Ces groupes chercheraient la satisfaction de leurs intérêts propres et trahiraient les intérêts de la plus grande partie de la population.
Dans un système où les riches deviennent de plus en plus riches, et où les pauvres deviennent de plus en plus nombreux, ne somme-nous pas en droit de penser que la politique est faite pour promouvoir les intérêts de quelques petits groupes au détriment du reste de la population ?
Et dans ce cas, toute politique juste ne devrait-elle pas avoir pour objectif de redonner le pouvoir à la majorité malmenée plutôt que de le laisser dans les mains des "élites" ? C'est-à-dire retirer l'appareil d'État des mains de ces élites [...] pour le « mettre au service du peuple ».
Et ce sans se faire taxer de populisme ?
Il est regrettable de voir que la suite de la définition n'est qu'un sophisme partant du postulat que le dirigeant populiste propose des solutions qui appellent au bon sens populaire et à la simplicité [...] Ces solutions sont présentées comme applicables immédiatement et émanant d'une opinion publique présentée comme monolithique.
Si l’on admet cette hypothèse, sur le plan purement logique, cela signifierait que pour échapper au populisme, les politiciens doivent proposer des solutions complexes, originales et difficilement applicables à court terme.
Maintenant, et puisqu'il est parfois bon de changer de point de vue, je me contenterais de poser quelques questions :
— Dans un pays envahi ou colonisé, et gouverné par une minorité dont le seul but, une fois au pouvoir, est d'en accaparer les richesses, tout appel à la résistance et à l'émancipation doit-il être considéré comme du populisme ?
— Dans un pays où les dirigeants peuvent être renouvelés tous les cinq ans, le fait de renoncer d'office à toutes les mesures applicables immédiatement n'est-il pas un moyen pour les politiciens de fuir leurs responsabilités ?
— Prétendre que les populistes représentent la majorité, par nature moins instruite et moins organisée que les "élites" n'est-il pas une autre façon de disqualifier tous ceux qui mettraient en cause ces mêmes "élites" ?
Et puisque la révolution continue :
samedi 23 mars 2013
FICTION : La sixième République
Il aura fallu attendre une révolution, avec son lot de violence et de sang versé, pour qu'on y arrive, à croire que la Constitution française ne se réforme que dans la douleur, mais elle est bien là, la sixième république.
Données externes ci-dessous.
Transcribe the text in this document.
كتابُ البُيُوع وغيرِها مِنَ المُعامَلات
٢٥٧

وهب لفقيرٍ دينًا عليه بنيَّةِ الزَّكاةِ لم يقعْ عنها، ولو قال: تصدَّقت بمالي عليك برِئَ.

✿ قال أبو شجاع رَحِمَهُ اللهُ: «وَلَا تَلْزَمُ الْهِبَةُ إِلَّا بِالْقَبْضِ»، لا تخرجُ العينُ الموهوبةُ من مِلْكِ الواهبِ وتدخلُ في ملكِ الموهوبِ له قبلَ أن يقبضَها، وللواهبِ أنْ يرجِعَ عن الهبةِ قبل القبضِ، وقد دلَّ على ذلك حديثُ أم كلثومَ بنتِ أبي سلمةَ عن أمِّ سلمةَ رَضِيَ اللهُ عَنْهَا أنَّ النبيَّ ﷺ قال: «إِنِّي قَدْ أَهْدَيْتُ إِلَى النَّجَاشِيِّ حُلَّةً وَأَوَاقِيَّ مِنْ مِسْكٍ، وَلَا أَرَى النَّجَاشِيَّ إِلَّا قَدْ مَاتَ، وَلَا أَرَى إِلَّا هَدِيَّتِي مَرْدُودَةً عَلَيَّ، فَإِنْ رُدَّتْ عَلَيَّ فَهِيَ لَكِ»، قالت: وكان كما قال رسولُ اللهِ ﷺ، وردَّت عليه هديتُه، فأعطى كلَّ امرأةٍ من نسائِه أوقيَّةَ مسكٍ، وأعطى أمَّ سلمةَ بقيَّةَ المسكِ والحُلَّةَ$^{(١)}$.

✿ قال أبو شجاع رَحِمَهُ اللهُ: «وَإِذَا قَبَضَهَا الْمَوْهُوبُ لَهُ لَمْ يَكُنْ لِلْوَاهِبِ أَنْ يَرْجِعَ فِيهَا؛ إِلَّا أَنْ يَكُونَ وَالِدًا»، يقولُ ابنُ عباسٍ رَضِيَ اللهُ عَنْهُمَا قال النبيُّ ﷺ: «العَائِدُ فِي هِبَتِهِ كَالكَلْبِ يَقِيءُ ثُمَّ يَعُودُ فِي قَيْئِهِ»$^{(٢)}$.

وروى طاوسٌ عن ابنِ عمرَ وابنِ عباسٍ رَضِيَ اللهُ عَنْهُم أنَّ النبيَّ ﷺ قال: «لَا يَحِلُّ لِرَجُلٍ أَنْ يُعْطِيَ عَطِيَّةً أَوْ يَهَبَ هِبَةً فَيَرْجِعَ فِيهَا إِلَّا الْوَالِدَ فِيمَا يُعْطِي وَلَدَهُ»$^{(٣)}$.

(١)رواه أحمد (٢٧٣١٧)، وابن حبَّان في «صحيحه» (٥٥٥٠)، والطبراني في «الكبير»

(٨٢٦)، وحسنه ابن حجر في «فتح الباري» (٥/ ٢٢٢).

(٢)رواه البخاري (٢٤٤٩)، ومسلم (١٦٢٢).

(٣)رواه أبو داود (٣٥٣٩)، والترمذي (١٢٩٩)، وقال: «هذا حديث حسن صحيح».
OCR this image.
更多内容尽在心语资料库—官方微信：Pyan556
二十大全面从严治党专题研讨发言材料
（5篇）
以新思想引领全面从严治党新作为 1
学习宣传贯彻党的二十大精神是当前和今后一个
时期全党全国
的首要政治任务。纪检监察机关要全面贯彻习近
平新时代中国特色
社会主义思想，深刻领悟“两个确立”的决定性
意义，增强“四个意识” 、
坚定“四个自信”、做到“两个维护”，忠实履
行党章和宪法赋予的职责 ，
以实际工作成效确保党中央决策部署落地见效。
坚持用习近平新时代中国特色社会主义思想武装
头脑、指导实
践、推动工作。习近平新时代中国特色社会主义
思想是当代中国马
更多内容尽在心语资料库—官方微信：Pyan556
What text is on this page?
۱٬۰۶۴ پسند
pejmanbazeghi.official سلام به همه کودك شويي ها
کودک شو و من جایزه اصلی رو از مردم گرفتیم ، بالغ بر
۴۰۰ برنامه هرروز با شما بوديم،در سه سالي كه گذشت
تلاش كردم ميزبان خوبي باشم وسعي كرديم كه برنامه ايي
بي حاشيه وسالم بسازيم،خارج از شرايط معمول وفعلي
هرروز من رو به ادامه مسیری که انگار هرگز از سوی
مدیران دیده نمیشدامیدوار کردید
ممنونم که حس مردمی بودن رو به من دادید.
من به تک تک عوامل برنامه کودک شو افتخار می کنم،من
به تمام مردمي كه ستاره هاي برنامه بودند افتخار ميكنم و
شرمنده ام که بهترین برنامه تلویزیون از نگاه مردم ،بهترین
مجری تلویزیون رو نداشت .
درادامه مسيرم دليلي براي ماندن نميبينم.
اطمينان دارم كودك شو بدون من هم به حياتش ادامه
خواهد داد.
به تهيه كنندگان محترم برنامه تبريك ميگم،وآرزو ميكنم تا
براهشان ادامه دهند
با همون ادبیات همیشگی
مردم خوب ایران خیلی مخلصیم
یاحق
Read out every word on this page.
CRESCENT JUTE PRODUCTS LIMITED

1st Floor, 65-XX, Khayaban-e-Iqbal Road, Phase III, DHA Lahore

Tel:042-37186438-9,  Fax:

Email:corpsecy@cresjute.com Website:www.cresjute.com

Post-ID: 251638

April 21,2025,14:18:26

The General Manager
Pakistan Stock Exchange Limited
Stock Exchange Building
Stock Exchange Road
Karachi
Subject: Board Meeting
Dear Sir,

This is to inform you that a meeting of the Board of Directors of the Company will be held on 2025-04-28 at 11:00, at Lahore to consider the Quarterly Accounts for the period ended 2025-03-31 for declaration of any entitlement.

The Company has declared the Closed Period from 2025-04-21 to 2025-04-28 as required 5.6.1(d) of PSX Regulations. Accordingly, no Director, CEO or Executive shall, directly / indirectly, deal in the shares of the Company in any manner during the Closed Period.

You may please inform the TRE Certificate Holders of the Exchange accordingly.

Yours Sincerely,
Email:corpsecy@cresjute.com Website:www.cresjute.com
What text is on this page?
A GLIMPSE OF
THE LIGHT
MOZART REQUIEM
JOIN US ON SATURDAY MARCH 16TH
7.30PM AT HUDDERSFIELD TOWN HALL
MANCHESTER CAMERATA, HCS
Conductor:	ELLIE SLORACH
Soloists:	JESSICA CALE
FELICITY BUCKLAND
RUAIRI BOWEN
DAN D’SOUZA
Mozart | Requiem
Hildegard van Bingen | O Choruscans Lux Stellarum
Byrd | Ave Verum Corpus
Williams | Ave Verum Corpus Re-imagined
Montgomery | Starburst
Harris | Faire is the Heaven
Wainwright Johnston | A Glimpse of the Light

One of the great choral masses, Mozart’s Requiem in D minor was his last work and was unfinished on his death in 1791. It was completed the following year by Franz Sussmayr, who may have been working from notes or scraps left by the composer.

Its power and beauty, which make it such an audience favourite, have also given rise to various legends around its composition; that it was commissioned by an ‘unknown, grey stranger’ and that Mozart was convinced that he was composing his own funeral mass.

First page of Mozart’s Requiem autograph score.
Tout le monde s'accordait à dire que le système bicéphale inégalitaire français était une absurdité ; deux têtes à la tête d'un pays, avec la seconde qui sert de fusible et la première qui ne rend de comptes à personne, c'était une incongruité héritée de la royauté et qui n'avait un sens qu'à l'époque où les politiciens étaient capables d'assumer leurs erreurs en démissionnant. Puisqu’ils n’en étaient plus capables, il fallait leur forcer un peu la main.
Nous voici désormais dans un système présidentiel, et non plus monarchique. Le président reste entouré de ministres, mais se retrouve responsable devant le Parlement. Le temps des premiers ministres qui sautent pour satisfaire l'opinion publique est terminé.
Les ministères ne se limitent d'ailleurs plus à des problématiques limitées, mais travaillent désormais sur des domaines plus vastes.
Aide au développement et à l'autonomie des citoyens
Place de la France dans le monde
Équilibre des forces aux intérêts contradictoires
Résolution des conflits
...
Et les ministres ne font plus les lois, comme c'était le cas pendant la cinquième République. Ils font désormais en sorte que les lois votées par le parlement soient appliquées, et pour cela, ils élaborent les règlements et débloquent les budgets nécessaires pour leur mise en oeuvre.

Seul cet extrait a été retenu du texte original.